At this point, EnergizerBunny and myself decided to hike further than the main crew. We were now night-hiking, not so much due to desire of making miles so much as getting to a point where we could not find a solid space to camp on. As we turned one corner, Washington provided once again – an oddity on the trail that would delay us somewhat on our journey, a porcupine in no particular rush, using the PCT to head north (presumably on his way to Canada). This little guy was not moving very fast, and there was no way we could pass him out, as we sped up, we sensed we scared him and held back. When we tried to pass on the inside, we worried we might force him off the edge on the other side. Our hands tied, we wandered along barely able to contain the hilarity of being stuck behind a porcupine traveling at roughly 0.001mph. After 20 minutes of slow pace, we finally got our opportunity and managed to pass him out, bye-bye little guy, see you in Canada!

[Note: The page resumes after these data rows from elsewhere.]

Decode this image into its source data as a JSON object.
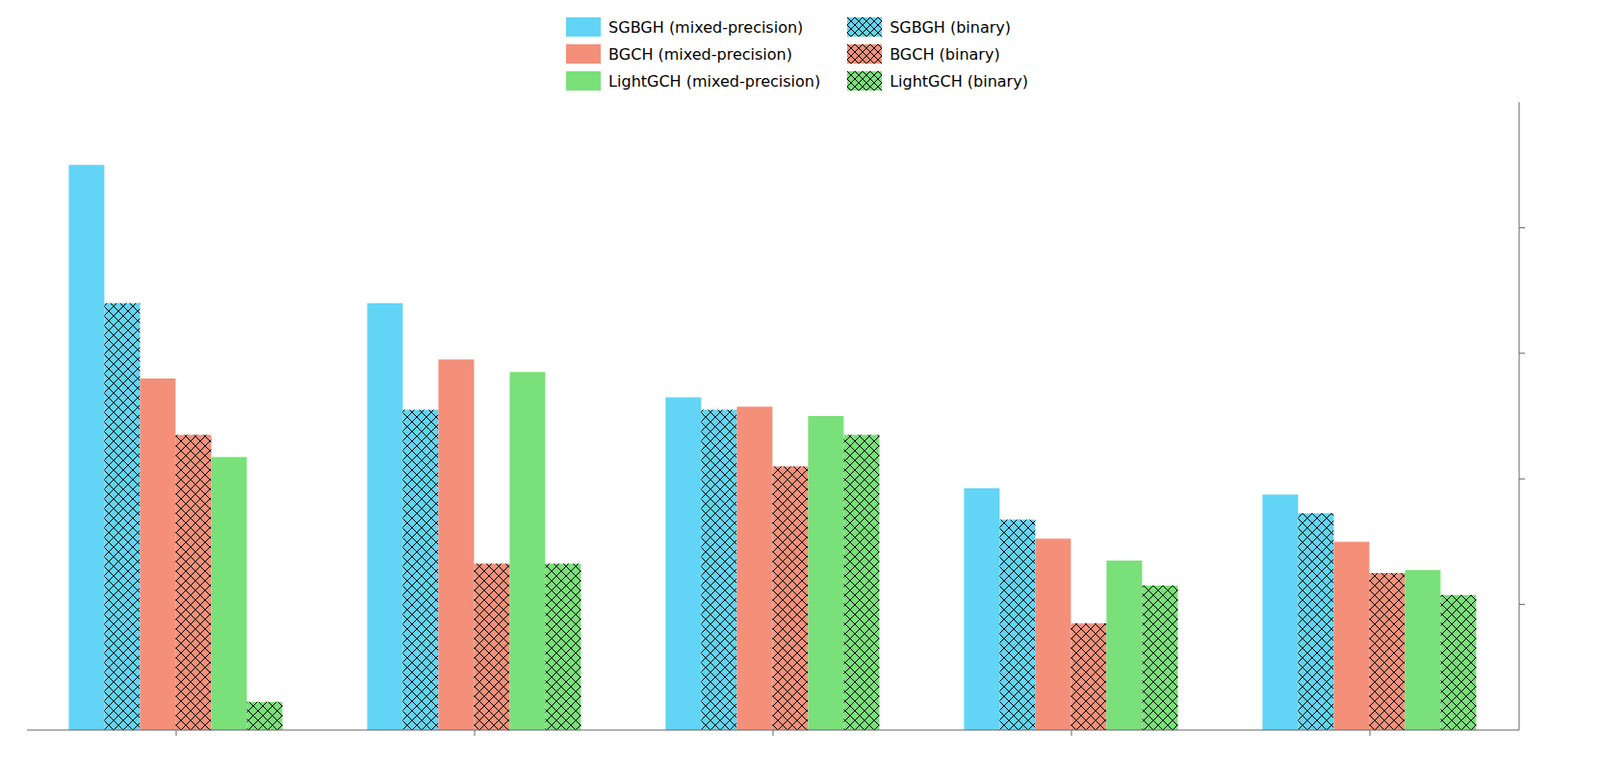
{
  "chart_data": {
    "type": "bar",
    "categories": [
      null,
      null,
      null,
      null,
      null
    ],
    "series": [
      {
        "name": "SGBGH (mixed-precision)",
        "color": "#62D4F5",
        "values": [
          0.9,
          0.68,
          0.53,
          0.385,
          0.375
        ]
      },
      {
        "name": "SGBGH (binary)",
        "color": "#62D4F5",
        "values": [
          0.68,
          0.51,
          0.51,
          0.335,
          0.345
        ]
      },
      {
        "name": "BGCH (mixed-precision)",
        "color": "#F4907A",
        "values": [
          0.56,
          0.59,
          0.515,
          0.305,
          0.3
        ]
      },
      {
        "name": "BGCH (binary)",
        "color": "#F4907A",
        "values": [
          0.47,
          0.265,
          0.42,
          0.17,
          0.25
        ]
      },
      {
        "name": "LightGCH (mixed-precision)",
        "color": "#7AE07A",
        "values": [
          0.435,
          0.57,
          0.5,
          0.27,
          0.255
        ]
      },
      {
        "name": "LightGCH (binary)",
        "color": "#7AE07A",
        "values": [
          0.045,
          0.265,
          0.47,
          0.23,
          0.215
        ]
      }
    ],
    "ylim": [
      0,
      1.0
    ],
    "yticks": [
      0.2,
      0.4,
      0.6,
      0.8
    ],
    "grid": false,
    "legend": "top",
    "tick_labels": false
  }
}
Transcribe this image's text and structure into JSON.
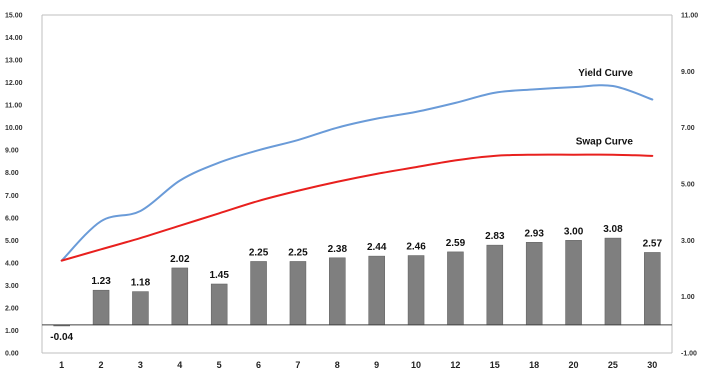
{
  "chart_data": {
    "type": "bar",
    "categories": [
      "1",
      "2",
      "3",
      "4",
      "5",
      "6",
      "7",
      "8",
      "9",
      "10",
      "12",
      "15",
      "18",
      "20",
      "25",
      "30"
    ],
    "bars": {
      "values": [
        -0.04,
        1.23,
        1.18,
        2.02,
        1.45,
        2.25,
        2.25,
        2.38,
        2.44,
        2.46,
        2.59,
        2.83,
        2.93,
        3.0,
        3.08,
        2.57
      ],
      "labels": [
        "-0.04",
        "1.23",
        "1.18",
        "2.02",
        "1.45",
        "2.25",
        "2.25",
        "2.38",
        "2.44",
        "2.46",
        "2.59",
        "2.83",
        "2.93",
        "3.00",
        "3.08",
        "2.57"
      ],
      "axis": "right",
      "color": "#7f7f7f"
    },
    "series": [
      {
        "name": "Yield Curve",
        "axis": "left",
        "color": "#6a9bd8",
        "values": [
          4.1,
          5.85,
          6.3,
          7.65,
          8.45,
          9.0,
          9.45,
          10.0,
          10.4,
          10.7,
          11.1,
          11.55,
          11.7,
          11.8,
          11.85,
          11.25
        ]
      },
      {
        "name": "Swap Curve",
        "axis": "left",
        "color": "#e8201e",
        "values": [
          4.1,
          4.6,
          5.1,
          5.65,
          6.2,
          6.75,
          7.2,
          7.6,
          7.95,
          8.25,
          8.55,
          8.75,
          8.8,
          8.8,
          8.8,
          8.75
        ]
      }
    ],
    "left_axis": {
      "range": [
        0,
        15
      ],
      "ticks": [
        "0.00",
        "1.00",
        "2.00",
        "3.00",
        "4.00",
        "5.00",
        "6.00",
        "7.00",
        "8.00",
        "9.00",
        "10.00",
        "11.00",
        "12.00",
        "13.00",
        "14.00",
        "15.00"
      ]
    },
    "right_axis": {
      "range": [
        -1,
        11
      ],
      "ticks": [
        "-1.00",
        "1.00",
        "3.00",
        "5.00",
        "7.00",
        "9.00",
        "11.00"
      ]
    },
    "grid": false,
    "legend": "inline"
  }
}
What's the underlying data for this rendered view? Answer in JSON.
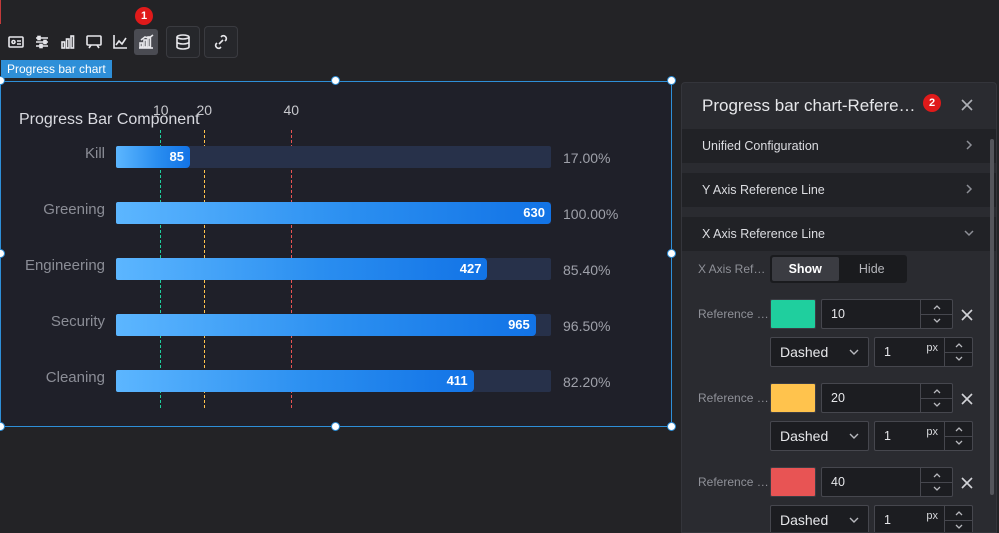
{
  "toolbar": {
    "badge": "1",
    "icons": [
      "card-icon",
      "sliders-icon",
      "bar-chart-icon",
      "comment-icon",
      "trend-icon",
      "progress-chart-icon",
      "database-icon",
      "link-icon"
    ]
  },
  "chart_tag": "Progress bar chart",
  "chart_data": {
    "type": "bar",
    "orientation": "horizontal",
    "title": "Progress Bar Component",
    "categories": [
      "Kill",
      "Greening",
      "Engineering",
      "Security",
      "Cleaning"
    ],
    "values": [
      85,
      630,
      427,
      965,
      411
    ],
    "percent_labels": [
      "17.00%",
      "100.00%",
      "85.40%",
      "96.50%",
      "82.20%"
    ],
    "percent_fill": [
      17.0,
      100.0,
      85.4,
      96.5,
      82.2
    ],
    "reference_lines": [
      {
        "value": 10,
        "color": "#1fcf9e",
        "style": "dashed"
      },
      {
        "value": 20,
        "color": "#ffc34d",
        "style": "dashed"
      },
      {
        "value": 40,
        "color": "#e85454",
        "style": "dashed"
      }
    ],
    "reference_scale_max": 100
  },
  "panel": {
    "badge": "2",
    "title": "Progress bar chart-Reference line",
    "sections": [
      {
        "label": "Unified Configuration",
        "expanded": false
      },
      {
        "label": "Y Axis Reference Line",
        "expanded": false
      },
      {
        "label": "X Axis Reference Line",
        "expanded": true
      }
    ],
    "x_axis_toggle": {
      "label": "X Axis Reference line",
      "options": [
        "Show",
        "Hide"
      ],
      "selected": "Show"
    },
    "references": [
      {
        "label": "Reference line",
        "color": "#1fcf9e",
        "value": "10",
        "line_style": "Dashed",
        "width": "1",
        "unit": "px"
      },
      {
        "label": "Reference line",
        "color": "#ffc34d",
        "value": "20",
        "line_style": "Dashed",
        "width": "1",
        "unit": "px"
      },
      {
        "label": "Reference line",
        "color": "#e85454",
        "value": "40",
        "line_style": "Dashed",
        "width": "1",
        "unit": "px"
      }
    ]
  }
}
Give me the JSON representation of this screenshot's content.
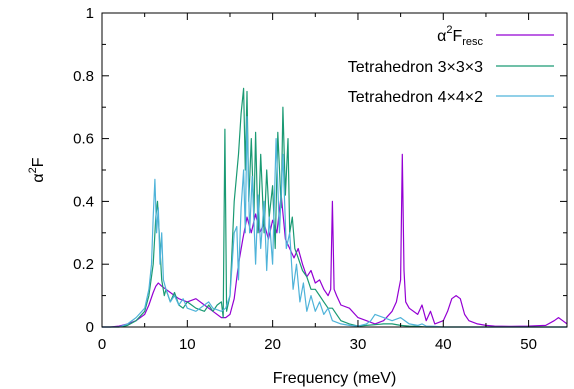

A little while later and we heard a loud noise billowing across the valley, a close by Elk was making an enormous sound, presumably wooing some ladies. Sure enough there was an enormous billowing sound in the distance, he got a reply! and another! And another! Before long there was sounds booming down the valley in an incredible night song. About a mile further on and we found a big gang of hikers camped by a trail junction – Meerkat, Six, Outro, all familiar faces! We decided to make camp under a tree close-by and called it on a great afternoons hiking, with some animal additions we had never experienced before!